Hair Follicle Removal & Placement

After your head is numb, the surgeon will cut a strip of scalp from the back of your head about half an inch wide. This scalp strip will then be kept cool while assistants or the surgeon begin removing follicular units from the strip of removed scalp using high-powered microscopes to ensure the units are kept intact. The surgeon will also suture or staple the incision back together by connecting the stretchy skin of your scalp. If done properly, you should have as little as 2mm scar where the strip was.

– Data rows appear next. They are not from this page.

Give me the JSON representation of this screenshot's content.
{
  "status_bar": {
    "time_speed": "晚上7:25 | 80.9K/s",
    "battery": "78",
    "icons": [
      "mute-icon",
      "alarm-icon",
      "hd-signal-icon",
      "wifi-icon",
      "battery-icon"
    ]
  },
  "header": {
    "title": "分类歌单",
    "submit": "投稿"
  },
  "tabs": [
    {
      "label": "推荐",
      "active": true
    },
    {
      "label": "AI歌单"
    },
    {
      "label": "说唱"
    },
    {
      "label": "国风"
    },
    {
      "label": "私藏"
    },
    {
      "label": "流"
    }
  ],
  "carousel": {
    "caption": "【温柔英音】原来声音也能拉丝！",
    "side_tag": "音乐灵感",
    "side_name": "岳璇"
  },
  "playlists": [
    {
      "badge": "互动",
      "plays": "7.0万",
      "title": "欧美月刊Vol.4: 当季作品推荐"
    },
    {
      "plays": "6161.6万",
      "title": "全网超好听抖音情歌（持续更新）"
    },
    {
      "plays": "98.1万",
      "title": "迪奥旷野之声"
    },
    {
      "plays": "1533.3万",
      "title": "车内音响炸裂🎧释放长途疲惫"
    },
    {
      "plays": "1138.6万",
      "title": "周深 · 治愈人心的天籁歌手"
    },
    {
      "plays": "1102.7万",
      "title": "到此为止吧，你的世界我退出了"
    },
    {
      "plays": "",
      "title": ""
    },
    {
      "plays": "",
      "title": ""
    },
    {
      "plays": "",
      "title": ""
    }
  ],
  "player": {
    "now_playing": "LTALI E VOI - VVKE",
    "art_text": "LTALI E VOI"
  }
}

As the follicular units are being removed, the doctor will make small incisions with a needle, scalpel, or laser along the area of the scalp where the hairs are to be placed. The follicular units are then placed in, one at a time, into the incisions. Coagulation will keep the small grafts in place and small scabs over the hairs will appear and last for about a week.

Grading Hair

Some surgeons may combine techniques placing thicker, larger hair grafts towards the back or middle of the balding area while smaller grafts, like follicular units or sometimes even individual hairs, can be placed around the larger grafts to create a more natural looking hairline and to reduce the evidence of cosmetic surgery. This process of starting with thinner hair and moving gradually towards thicker hair is called ‘grading’ and is imperative to form an authentic looking hairline. Ask your surgeon if he/she transplants follicular units, larger grafts, or a combination of the two. It is generally better to stick with follicular units to avoid noticeably graded hair.